LONDON (Reuters) - Britain plans to create up to 10 freeports to boost trade and manufacturing by cutting cost and bureaucracy after it leaves the European Union, the government said on Thursday.
Prime Minister Boris Johnson, who took office last month with a pledge to deliver Brexit by the end of October “no ifs or buts”, promoted the idea of freeports during his campaign.
Ports and airports around the country will be able to bid to become one of the freeports, the government said, announcing it had created a new Freeports Advisory Panel, including tax and technology specialists, to help set them up.
Freeports, also sometimes known as free trade zones, are areas where imported goods can be held or processed free of customs duties before being exported again. They can also be used to import raw materials and make finished goods for export.
“We are exploring freeports as an innovative way to drive growth and support thousands of high-skilled jobs across the UK,” Rishi Sunak, Chief Secretary to the Treasury, said in a statement.
“We will focus on those areas that could benefit the most, as we look to boost investment and opportunity for communities across the country.”
Freeports could cut down on unnecessary checks and paperwork as well as having customs and tax benefits for firms, the government said, reducing costs and bureaucracy and encouraging manufacturing businesses to set up.

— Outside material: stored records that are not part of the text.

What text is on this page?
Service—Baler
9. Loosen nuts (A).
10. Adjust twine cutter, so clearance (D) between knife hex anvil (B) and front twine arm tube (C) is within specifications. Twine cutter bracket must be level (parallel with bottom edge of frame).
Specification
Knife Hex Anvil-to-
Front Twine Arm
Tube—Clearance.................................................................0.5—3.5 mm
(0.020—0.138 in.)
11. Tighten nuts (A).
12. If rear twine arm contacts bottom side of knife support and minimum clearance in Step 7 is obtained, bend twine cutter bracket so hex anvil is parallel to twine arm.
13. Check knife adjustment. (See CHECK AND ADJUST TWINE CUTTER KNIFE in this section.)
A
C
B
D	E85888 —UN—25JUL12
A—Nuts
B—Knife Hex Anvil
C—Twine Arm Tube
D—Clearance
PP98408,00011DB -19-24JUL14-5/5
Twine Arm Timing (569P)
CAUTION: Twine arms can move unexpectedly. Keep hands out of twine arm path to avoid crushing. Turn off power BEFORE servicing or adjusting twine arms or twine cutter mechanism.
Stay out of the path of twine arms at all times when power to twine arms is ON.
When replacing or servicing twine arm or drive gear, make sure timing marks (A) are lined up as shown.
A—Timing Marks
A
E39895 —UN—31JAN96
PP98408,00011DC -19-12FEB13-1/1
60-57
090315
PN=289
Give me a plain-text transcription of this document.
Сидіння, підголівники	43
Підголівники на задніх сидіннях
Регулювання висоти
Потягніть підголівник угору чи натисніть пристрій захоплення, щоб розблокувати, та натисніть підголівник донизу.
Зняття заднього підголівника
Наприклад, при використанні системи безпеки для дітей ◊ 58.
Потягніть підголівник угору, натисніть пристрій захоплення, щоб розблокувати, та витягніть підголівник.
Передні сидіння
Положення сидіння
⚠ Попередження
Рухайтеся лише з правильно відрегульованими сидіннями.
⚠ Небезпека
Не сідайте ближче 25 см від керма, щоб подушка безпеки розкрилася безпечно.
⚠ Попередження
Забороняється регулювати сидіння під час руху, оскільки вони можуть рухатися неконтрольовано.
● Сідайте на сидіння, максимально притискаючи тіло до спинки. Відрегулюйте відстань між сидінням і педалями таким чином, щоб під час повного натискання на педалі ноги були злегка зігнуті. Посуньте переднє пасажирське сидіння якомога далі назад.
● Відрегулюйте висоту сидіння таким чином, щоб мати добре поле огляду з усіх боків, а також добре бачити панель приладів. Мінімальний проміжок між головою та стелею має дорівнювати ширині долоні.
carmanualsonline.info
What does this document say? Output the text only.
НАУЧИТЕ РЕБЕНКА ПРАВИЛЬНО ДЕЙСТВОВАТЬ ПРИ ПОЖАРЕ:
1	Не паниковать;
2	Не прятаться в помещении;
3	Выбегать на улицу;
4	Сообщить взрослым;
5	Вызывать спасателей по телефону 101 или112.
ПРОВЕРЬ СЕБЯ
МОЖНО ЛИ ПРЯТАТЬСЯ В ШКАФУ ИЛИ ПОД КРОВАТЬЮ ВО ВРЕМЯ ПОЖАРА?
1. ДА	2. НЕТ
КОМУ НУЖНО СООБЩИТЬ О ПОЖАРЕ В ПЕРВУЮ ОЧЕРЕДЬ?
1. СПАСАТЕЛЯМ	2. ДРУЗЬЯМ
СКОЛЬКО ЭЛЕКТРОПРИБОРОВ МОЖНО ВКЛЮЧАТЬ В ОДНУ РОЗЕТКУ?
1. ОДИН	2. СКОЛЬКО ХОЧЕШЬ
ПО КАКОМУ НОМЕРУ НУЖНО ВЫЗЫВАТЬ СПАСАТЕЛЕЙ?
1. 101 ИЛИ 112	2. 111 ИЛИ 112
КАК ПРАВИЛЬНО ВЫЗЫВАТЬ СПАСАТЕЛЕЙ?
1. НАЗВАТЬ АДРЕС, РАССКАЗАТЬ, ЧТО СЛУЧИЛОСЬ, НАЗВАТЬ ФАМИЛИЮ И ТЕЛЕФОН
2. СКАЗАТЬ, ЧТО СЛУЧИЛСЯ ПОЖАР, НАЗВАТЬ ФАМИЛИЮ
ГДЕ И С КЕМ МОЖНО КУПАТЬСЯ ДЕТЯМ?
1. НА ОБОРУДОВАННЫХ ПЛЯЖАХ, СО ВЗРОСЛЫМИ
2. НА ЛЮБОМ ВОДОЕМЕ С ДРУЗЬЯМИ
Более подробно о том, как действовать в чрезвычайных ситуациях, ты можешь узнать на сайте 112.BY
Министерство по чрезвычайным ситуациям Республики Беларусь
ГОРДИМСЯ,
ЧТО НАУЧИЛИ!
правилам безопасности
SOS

Teesport and the Port of Tyne in northeast England, Milford Haven in Wales and London Gateway are among those who have expressed an interest in becoming freeports, the government said.
Research by consultancy and construction firm Mace last year said creating seven freeports in the north of England could add 9 billion pounds ($10.8 billion) a year to Britain’s GDP and create 150,000 jobs.
But the UK Trade Policy Observatory, run by the University of Sussex and Chatham House think-tank, has questioned this figure, saying much of it would just be redistributing economic activity from elsewhere in the country.
“Policy impact evaluations often suggest that the net benefit of free zones is limited,” it said in a research paper earlier this year. “The US experience is not very illuminating: whilst there are many jobs in the U.S. Foreign-Trade Zones, there is little evidence of how many are net creations.”